Potrącił dziecko i pojechał dalej
Policjanci ustalili, że dziewczynka została potrącona podczas gdy przejeżdżała po przejściu dla pieszych. Kierowca opla nie zatrzymał się, by sprawdzić, co dzieje się z dzieckiem, które w wyniku uderzenia upadło na jezdnię.
7-latka wróciła do domu z bólem ręki. Właśnie dlatego rodzice postanowili pojechać z dzieckiem na Szpitalny Oddział Ratunkowy. Ręka okazała się złamana. Lekarze stwierdzili też u dziecka ogólne potłuczenia.

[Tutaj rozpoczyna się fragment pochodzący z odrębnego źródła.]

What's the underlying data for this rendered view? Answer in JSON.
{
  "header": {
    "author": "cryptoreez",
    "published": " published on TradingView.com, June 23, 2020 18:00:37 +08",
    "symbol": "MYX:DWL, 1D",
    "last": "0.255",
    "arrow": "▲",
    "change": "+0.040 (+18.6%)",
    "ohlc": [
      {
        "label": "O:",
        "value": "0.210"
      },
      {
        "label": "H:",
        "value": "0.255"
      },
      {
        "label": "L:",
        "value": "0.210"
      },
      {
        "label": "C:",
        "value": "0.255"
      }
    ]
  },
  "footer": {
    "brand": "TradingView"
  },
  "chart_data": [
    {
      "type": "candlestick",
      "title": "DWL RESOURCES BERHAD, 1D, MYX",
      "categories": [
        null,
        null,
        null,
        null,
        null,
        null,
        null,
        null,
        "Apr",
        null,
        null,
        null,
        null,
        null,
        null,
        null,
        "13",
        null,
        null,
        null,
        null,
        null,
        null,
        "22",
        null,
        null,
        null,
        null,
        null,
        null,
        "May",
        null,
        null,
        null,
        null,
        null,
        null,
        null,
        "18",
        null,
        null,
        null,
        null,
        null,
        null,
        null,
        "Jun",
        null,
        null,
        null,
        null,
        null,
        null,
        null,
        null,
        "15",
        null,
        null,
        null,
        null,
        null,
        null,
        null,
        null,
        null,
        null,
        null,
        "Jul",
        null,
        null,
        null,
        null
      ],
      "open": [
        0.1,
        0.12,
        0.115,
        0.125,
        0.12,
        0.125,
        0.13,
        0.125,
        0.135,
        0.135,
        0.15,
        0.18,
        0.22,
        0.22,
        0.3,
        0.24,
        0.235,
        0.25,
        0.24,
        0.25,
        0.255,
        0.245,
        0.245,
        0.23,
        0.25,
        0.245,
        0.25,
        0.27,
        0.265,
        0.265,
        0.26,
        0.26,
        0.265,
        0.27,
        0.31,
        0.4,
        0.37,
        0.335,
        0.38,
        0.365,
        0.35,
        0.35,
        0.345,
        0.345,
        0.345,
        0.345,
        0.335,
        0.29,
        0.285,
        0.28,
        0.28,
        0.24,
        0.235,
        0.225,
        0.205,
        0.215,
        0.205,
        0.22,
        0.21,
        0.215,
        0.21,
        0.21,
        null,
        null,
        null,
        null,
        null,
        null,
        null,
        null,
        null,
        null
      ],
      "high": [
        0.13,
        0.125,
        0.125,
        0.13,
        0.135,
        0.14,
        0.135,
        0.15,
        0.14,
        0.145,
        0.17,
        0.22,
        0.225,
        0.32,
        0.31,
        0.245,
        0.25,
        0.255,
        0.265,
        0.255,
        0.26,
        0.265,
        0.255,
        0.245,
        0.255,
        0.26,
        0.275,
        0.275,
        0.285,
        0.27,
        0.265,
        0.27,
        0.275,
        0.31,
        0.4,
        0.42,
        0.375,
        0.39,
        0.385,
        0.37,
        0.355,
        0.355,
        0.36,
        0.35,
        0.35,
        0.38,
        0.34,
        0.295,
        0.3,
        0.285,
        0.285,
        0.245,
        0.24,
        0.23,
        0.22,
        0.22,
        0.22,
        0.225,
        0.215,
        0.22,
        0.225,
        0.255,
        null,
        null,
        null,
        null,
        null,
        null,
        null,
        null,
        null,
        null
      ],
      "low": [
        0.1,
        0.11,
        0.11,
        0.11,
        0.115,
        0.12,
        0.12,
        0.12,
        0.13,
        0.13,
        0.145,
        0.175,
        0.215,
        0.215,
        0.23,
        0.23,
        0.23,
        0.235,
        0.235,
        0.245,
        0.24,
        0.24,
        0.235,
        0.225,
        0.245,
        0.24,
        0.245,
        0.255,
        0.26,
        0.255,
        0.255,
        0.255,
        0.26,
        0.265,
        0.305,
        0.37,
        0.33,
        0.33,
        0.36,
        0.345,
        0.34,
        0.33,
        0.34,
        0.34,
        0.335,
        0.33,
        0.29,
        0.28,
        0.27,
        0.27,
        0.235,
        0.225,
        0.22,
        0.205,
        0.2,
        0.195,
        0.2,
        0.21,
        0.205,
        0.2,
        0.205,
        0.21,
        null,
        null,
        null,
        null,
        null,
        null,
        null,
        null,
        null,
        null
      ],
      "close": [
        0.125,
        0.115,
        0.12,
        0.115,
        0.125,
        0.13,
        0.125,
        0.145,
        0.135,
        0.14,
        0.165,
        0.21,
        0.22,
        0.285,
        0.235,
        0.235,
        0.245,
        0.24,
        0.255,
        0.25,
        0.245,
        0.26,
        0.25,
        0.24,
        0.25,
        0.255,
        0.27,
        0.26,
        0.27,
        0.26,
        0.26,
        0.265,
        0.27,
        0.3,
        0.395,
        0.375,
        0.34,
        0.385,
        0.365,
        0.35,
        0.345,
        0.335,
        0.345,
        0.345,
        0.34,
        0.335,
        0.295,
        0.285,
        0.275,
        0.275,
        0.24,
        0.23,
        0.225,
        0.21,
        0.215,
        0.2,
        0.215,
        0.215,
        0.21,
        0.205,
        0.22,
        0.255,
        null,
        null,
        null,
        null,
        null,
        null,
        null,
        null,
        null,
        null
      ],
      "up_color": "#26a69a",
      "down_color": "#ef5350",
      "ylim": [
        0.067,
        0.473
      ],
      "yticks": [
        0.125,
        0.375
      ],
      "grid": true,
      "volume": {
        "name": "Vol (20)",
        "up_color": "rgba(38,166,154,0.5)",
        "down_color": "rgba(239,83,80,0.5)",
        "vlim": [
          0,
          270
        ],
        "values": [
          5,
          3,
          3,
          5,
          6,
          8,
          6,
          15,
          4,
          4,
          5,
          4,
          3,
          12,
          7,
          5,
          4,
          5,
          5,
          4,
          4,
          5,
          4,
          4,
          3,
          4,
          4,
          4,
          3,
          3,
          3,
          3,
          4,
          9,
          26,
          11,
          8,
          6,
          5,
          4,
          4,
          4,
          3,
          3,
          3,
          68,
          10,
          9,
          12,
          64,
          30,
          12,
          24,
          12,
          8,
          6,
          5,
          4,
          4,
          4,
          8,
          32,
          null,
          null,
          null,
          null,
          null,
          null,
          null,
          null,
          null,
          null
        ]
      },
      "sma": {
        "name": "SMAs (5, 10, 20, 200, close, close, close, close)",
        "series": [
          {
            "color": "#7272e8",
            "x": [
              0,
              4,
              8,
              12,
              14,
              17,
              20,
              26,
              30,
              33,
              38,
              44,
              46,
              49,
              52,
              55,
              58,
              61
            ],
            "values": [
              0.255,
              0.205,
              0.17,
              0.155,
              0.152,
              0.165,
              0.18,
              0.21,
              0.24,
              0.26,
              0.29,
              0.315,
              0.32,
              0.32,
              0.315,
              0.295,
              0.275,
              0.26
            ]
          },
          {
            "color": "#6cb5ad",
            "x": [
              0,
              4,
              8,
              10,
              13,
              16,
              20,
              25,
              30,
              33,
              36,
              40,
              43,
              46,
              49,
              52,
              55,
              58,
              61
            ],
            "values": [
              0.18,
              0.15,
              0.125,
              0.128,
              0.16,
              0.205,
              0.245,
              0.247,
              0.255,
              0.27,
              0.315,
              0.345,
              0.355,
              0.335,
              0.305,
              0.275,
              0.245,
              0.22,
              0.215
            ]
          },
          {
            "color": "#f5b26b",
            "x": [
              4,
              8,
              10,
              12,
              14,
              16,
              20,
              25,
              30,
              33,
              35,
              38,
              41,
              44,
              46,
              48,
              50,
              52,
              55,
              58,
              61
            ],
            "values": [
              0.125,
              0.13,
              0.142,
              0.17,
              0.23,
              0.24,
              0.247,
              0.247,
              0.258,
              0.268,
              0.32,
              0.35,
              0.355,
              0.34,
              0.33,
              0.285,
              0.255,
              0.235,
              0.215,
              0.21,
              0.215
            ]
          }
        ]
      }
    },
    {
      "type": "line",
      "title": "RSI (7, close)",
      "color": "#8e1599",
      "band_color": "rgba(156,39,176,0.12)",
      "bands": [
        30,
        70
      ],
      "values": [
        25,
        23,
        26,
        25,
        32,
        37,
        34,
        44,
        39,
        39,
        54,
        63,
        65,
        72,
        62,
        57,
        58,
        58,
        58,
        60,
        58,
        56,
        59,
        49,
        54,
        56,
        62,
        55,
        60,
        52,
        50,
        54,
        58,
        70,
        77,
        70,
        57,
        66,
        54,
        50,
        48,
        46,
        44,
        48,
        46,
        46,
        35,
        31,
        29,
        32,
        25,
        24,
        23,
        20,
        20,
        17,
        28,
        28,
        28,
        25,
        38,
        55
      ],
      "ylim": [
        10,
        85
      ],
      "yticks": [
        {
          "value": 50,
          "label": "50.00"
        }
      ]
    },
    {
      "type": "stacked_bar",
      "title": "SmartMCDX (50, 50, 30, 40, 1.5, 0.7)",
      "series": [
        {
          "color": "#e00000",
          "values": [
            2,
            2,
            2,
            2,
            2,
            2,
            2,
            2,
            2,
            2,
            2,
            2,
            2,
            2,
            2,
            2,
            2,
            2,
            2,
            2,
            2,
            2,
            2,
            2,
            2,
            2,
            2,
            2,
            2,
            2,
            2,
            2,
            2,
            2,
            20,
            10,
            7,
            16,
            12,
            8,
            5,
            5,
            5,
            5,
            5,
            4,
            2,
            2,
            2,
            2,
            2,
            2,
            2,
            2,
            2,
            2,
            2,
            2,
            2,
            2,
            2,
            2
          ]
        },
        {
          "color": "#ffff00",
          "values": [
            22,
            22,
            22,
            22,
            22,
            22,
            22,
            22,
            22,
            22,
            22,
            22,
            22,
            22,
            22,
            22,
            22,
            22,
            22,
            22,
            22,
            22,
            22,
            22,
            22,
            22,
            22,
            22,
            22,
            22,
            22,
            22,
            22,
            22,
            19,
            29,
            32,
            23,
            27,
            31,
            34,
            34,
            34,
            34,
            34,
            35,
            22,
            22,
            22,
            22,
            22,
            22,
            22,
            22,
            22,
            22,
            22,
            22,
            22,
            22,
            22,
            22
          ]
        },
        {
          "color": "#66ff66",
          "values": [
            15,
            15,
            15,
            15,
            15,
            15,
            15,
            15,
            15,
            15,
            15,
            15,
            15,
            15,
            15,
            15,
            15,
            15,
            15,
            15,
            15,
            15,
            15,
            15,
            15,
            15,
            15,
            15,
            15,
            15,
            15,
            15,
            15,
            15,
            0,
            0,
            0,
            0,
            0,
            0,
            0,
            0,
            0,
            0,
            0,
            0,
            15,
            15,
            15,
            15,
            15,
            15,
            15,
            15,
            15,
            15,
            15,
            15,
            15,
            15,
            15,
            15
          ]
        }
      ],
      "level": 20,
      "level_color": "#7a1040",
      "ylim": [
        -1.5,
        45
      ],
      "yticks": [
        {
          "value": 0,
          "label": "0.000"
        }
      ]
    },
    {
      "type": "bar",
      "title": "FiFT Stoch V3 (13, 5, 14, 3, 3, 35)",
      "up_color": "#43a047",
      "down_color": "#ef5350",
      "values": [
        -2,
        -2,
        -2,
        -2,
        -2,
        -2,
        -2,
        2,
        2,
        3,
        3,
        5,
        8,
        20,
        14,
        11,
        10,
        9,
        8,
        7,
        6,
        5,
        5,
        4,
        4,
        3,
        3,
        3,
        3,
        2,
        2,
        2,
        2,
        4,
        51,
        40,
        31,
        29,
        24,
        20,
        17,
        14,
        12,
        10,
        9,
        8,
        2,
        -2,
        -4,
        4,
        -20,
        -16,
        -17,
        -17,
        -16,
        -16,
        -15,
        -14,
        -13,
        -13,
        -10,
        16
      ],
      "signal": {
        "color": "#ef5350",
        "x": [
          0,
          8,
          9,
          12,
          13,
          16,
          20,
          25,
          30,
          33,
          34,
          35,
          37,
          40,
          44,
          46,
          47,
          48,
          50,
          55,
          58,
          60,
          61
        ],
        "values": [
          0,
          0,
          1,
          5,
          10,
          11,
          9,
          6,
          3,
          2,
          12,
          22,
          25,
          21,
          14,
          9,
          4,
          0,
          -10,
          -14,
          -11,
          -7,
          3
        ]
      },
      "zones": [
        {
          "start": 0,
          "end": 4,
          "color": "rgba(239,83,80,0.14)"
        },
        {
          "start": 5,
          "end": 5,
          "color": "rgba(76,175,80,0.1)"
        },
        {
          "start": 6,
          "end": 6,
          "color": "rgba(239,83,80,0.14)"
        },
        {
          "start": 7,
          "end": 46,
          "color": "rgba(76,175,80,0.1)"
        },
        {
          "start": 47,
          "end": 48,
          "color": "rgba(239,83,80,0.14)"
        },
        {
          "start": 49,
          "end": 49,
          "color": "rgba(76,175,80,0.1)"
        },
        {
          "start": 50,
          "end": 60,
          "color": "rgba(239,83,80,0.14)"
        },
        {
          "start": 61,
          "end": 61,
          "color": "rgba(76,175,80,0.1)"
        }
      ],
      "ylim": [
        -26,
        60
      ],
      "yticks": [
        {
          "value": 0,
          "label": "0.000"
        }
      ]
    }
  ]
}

Nagrania monitoringu pozwoliły szybko ustalić numer rejestracyjny opla. Jego kierowcą okazał się 81-letni mieszkaniec gm. Oświęcim. Był trzeźwy. Za spowodowanie wypadku grozi mu 3 lata pozbawienia wolności, za nieudzielenie pomocy - również 3 lata.
Policja apeluje o to, by zwolnić
W wieku 7 lat dziewczynka miała prawo wyjść z domu bez opieki osoby dorosłej. Policjanci nie informują, czy kierowca w okolicy przejścia dla pieszych zwolnił prędkość, ale apelują do wszystkich o:
przestrzeganie przepisów, uwagę i koncentrację podczas prowadzenia pojazdu, a także zachowanie ostrożności podczas wykonywania manewrów drogowych w pobliżu przejść dla pieszych, a także, gdy na jezdni znajdują się piesi, rowerzyści lub motocykliści
Warto dodać, że dzieci na wrotkach, rowerach i hulajnogach jest teraz więcej na drogach osiedlowych. I że na takiej drodze wewnętrznej obowiązuje tu prędkość do 20 km/h.
Nie trzeba dodawać, że udzielenie pomocy osobie poszkodowanej to obowiązek, który spoczywa na każdym. Sprawca wypadku widząc, że potrącił dziecko, powinien zatrzymać się i pomóc.